私たちの町は、非常に情報が早く伝わる町でして、口コミがすごく機能しています。コミュニティがまだあるからだと思うのですが、よく映画のロケで、松坂慶子を見かけたよとか言うと、その日のうちに町中に松坂慶子が来たと伝わる。郷ひろみが根津神社で映画を撮っているとか、すぐ伝わる。新しい店ができると、あそこにお店ができたけど、知ってる?とか、行ったとか、おいしいとかいう話がすぐ伝わる。ちょっと怖い。一度悪い評判がたつと、それを消すのはむずかしいのですが、火事や泥棒があったときもすぐ伝わりますし、町内放送まであります。そのコミュニケーションが雑誌によってますます誘発されている。
商売替えが、このところ、15年ぐらいで進んでいるようです。おもちゃ屋さんやめがね屋さんがどうも立ち行かなくなって、ファストフード店やちょっとしゃれた飲み屋さんになったり、クリーニング屋さんが喫茶店になったり、民家を改造した料亭ができたりしました。
職人さんも後継ぎがいなかったのが、人が来ることによって最近では、竹かご屋さんの息子さんが、ボクサーをやめて竹かご屋になるとか、あめ屋さんの息子さんも、サラリーマンをやめて、昔ながらのたん切りあめをつくるようになった。それが先々いい選択かどうか、不安ですが、どんどん人が来ることによって、商売は立ちゆくのです。
最近増えてきたのは、手仕事系のクラフトハウスとか、ギャラリーとか、古美術商です。

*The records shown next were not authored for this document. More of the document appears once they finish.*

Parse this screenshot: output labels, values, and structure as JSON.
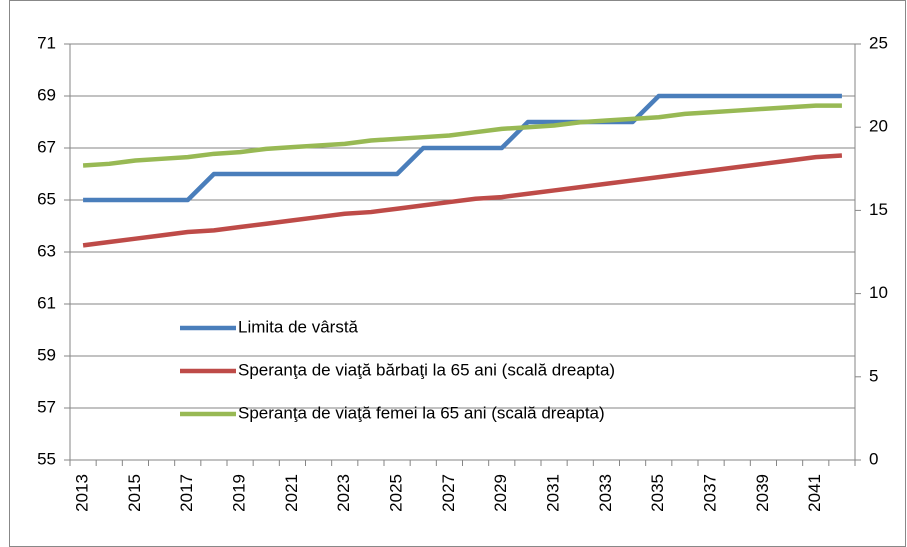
{
  "chart_data": {
    "type": "line",
    "categories": [
      "2013",
      null,
      "2015",
      null,
      "2017",
      null,
      "2019",
      null,
      "2021",
      null,
      "2023",
      null,
      "2025",
      null,
      "2027",
      null,
      "2029",
      null,
      "2031",
      null,
      "2033",
      null,
      "2035",
      null,
      "2037",
      null,
      "2039",
      null,
      "2041",
      null
    ],
    "series": [
      {
        "name": "Limita de vârstă",
        "color": "#4a7ebb",
        "values": [
          65,
          65,
          65,
          65,
          65,
          66,
          66,
          66,
          66,
          66,
          66,
          66,
          66,
          67,
          67,
          67,
          67,
          68,
          68,
          68,
          68,
          68,
          69,
          69,
          69,
          69,
          69,
          69,
          69,
          69
        ]
      },
      {
        "name": "Speranţa de viaţă bărbaţi la 65 ani (scală dreapta)",
        "color": "#be4b48",
        "axis": "y2",
        "values": [
          12.9,
          13.1,
          13.3,
          13.5,
          13.7,
          13.8,
          14.0,
          14.2,
          14.4,
          14.6,
          14.8,
          14.9,
          15.1,
          15.3,
          15.5,
          15.7,
          15.8,
          16.0,
          16.2,
          16.4,
          16.6,
          16.8,
          17.0,
          17.2,
          17.4,
          17.6,
          17.8,
          18.0,
          18.2,
          18.3
        ]
      },
      {
        "name": "Speranţa de viaţă femei la 65 ani (scală dreapta)",
        "color": "#98b954",
        "axis": "y2",
        "values": [
          17.7,
          17.8,
          18.0,
          18.1,
          18.2,
          18.4,
          18.5,
          18.7,
          18.8,
          18.9,
          19.0,
          19.2,
          19.3,
          19.4,
          19.5,
          19.7,
          19.9,
          20.0,
          20.1,
          20.3,
          20.4,
          20.5,
          20.6,
          20.8,
          20.9,
          21.0,
          21.1,
          21.2,
          21.3,
          21.3
        ]
      }
    ],
    "ylim": [
      55,
      71
    ],
    "yticks": [
      55,
      57,
      59,
      61,
      63,
      65,
      67,
      69,
      71
    ],
    "y2lim": [
      0,
      25
    ],
    "y2ticks": [
      0,
      5,
      10,
      15,
      20,
      25
    ],
    "grid": true,
    "legend": "bottom-left"
  }
}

最近、若いグループがつくった「谷中道中すご六」を見ると「谷根千」地域も国際化しています。ここにはジム・ハサウェイさんと、パク・サンヨンさん、エリザベスさん、デニーさんとか、いろいろな外国人の名も出ております。彼らはここに住みつき、日本のくらしを愛し、町の活動に参加している。いろいろな職人さんの紹介もあります。私たちが雑誌を始めたときは、芸大がこんなに近いにもかかわらず、一つもギャラリーがなかった。芸大の学生たちは、高いお金を払って銀座で個展をやるのは大変ですから、近くに安く借りられるギャラリーが欲しかった。今、「谷中芸工展」で、いろいろなアートが見られます。参加もできます。

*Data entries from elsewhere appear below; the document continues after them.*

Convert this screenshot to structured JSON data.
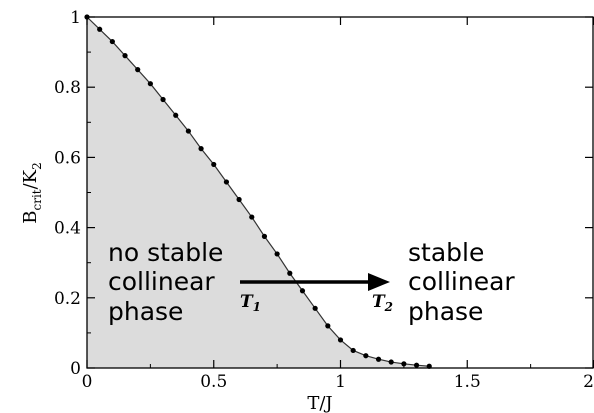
{
  "chart_data": {
    "type": "line",
    "xlabel": "T/J",
    "ylabel_main": "B",
    "ylabel_sub1": "crit",
    "ylabel_mid": "/K",
    "ylabel_sub2": "2",
    "xlim": [
      0,
      2
    ],
    "ylim": [
      0,
      1
    ],
    "xticks": [
      "0",
      "0.5",
      "1",
      "1.5",
      "2"
    ],
    "yticks": [
      "0",
      "0.2",
      "0.4",
      "0.6",
      "0.8",
      "1"
    ],
    "grid": false,
    "shaded_region_color": "#dcdcdc",
    "series": [
      {
        "x": [
          0.0,
          0.05,
          0.1,
          0.15,
          0.2,
          0.25,
          0.3,
          0.35,
          0.4,
          0.45,
          0.5,
          0.55,
          0.6,
          0.65,
          0.7,
          0.75,
          0.8,
          0.85,
          0.9,
          0.95,
          1.0,
          1.05,
          1.1,
          1.15,
          1.2,
          1.25,
          1.3,
          1.35
        ],
        "y": [
          1.0,
          0.965,
          0.93,
          0.89,
          0.85,
          0.81,
          0.765,
          0.72,
          0.675,
          0.625,
          0.58,
          0.53,
          0.48,
          0.43,
          0.375,
          0.325,
          0.27,
          0.22,
          0.17,
          0.12,
          0.08,
          0.05,
          0.035,
          0.025,
          0.017,
          0.012,
          0.008,
          0.005
        ]
      }
    ],
    "annotations": {
      "left_line1": "no stable",
      "left_line2": "collinear",
      "left_line3": "phase",
      "right_line1": "stable",
      "right_line2": "collinear",
      "right_line3": "phase",
      "t1_main": "T",
      "t1_sub": "1",
      "t2_main": "T",
      "t2_sub": "2"
    }
  }
}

アフリカ、韓国、中国、ペルシャ、トルコ、インド、イタリアなど各国料理の食事ができる店、マッサージハウスやアジア系グッズの店も増えているようです。
私たちとしては、みんなが楽しく集まってまちづくりをするだけではなく、参加しない自由とか、ほうっておいてもらう権利とか、違う生き方のできる町にしたいと思っています。
クローバル化
こうして外国人も住みたいと思う町になっていて、春先になると、芸大や東大への留学生から、こんなうちに住みたいというファックスが私のところに来る。長屋に住みたいとか、蔵に住みたいなどはかなえてあげられますが、中には武家屋敷に住みたいという人がいて、ほんとうに困ってしまった。さすがに武家屋敷はありません。

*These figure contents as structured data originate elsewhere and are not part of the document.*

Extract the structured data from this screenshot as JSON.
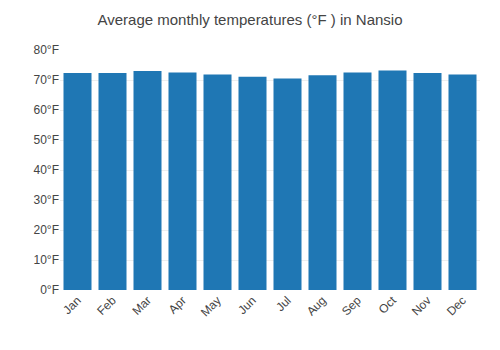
{
  "chart_data": {
    "type": "bar",
    "title": "Average monthly temperatures (°F ) in Nansio",
    "categories": [
      "Jan",
      "Feb",
      "Mar",
      "Apr",
      "May",
      "Jun",
      "Jul",
      "Aug",
      "Sep",
      "Oct",
      "Nov",
      "Dec"
    ],
    "values": [
      72.3,
      72.3,
      73.0,
      72.5,
      71.8,
      71.1,
      70.5,
      71.6,
      72.5,
      73.2,
      72.3,
      71.8
    ],
    "ylim": [
      0,
      80
    ],
    "yticks": [
      {
        "value": 0,
        "label": "0°F"
      },
      {
        "value": 10,
        "label": "10°F"
      },
      {
        "value": 20,
        "label": "20°F"
      },
      {
        "value": 30,
        "label": "30°F"
      },
      {
        "value": 40,
        "label": "40°F"
      },
      {
        "value": 50,
        "label": "50°F"
      },
      {
        "value": 60,
        "label": "60°F"
      },
      {
        "value": 70,
        "label": "70°F"
      },
      {
        "value": 80,
        "label": "80°F"
      }
    ],
    "grid": true
  }
}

お寺の離れに住みたいとか、結構、外国人は要求が厳しくて、ジョージタウン大学の先生のジョルダン・サンドという人がいました。彼が16年前、コロンビア大学から東大に留学するときに、古い家に住みたいというので、探して歩くのに3カ月ぐらいかかりました。もういいかげんにしてよ、このぐらいで満足してというのに、なかなか納得しない。そのおかげで、町の中のいろいろな建物を見ることができました。彼とは調査も一緒にやって、岩波から『佃に渡しがあった』という本もいっしょに書きました。留学生や画家、インド料理をやっているインド人の方、ペルシャじゅうたんを売っているイランの人とか、いろいろな人が住んでいて、その人なりのコミュニケーションを持っているようです。
住んでいる人以外にも、『澤の屋は外国人宿』という本を出版した「澤の屋」というジャパニーズ・インをやっている安い宿があります。一泊4,200円ぐらいで泊まれるのですが、そこに泊まる人が、年間4,000人以上いる。この宿は修学旅行の宿だったのですが、日本人の修学旅行生は、東京に行ったらホテルに泊まりたいという。それで、3日間連日、客がゼロの日があって、悩んでいました。どうしたらいいだろう、外国人相手にやったらどうかということで方針を変えたら、今、すごくはやっている。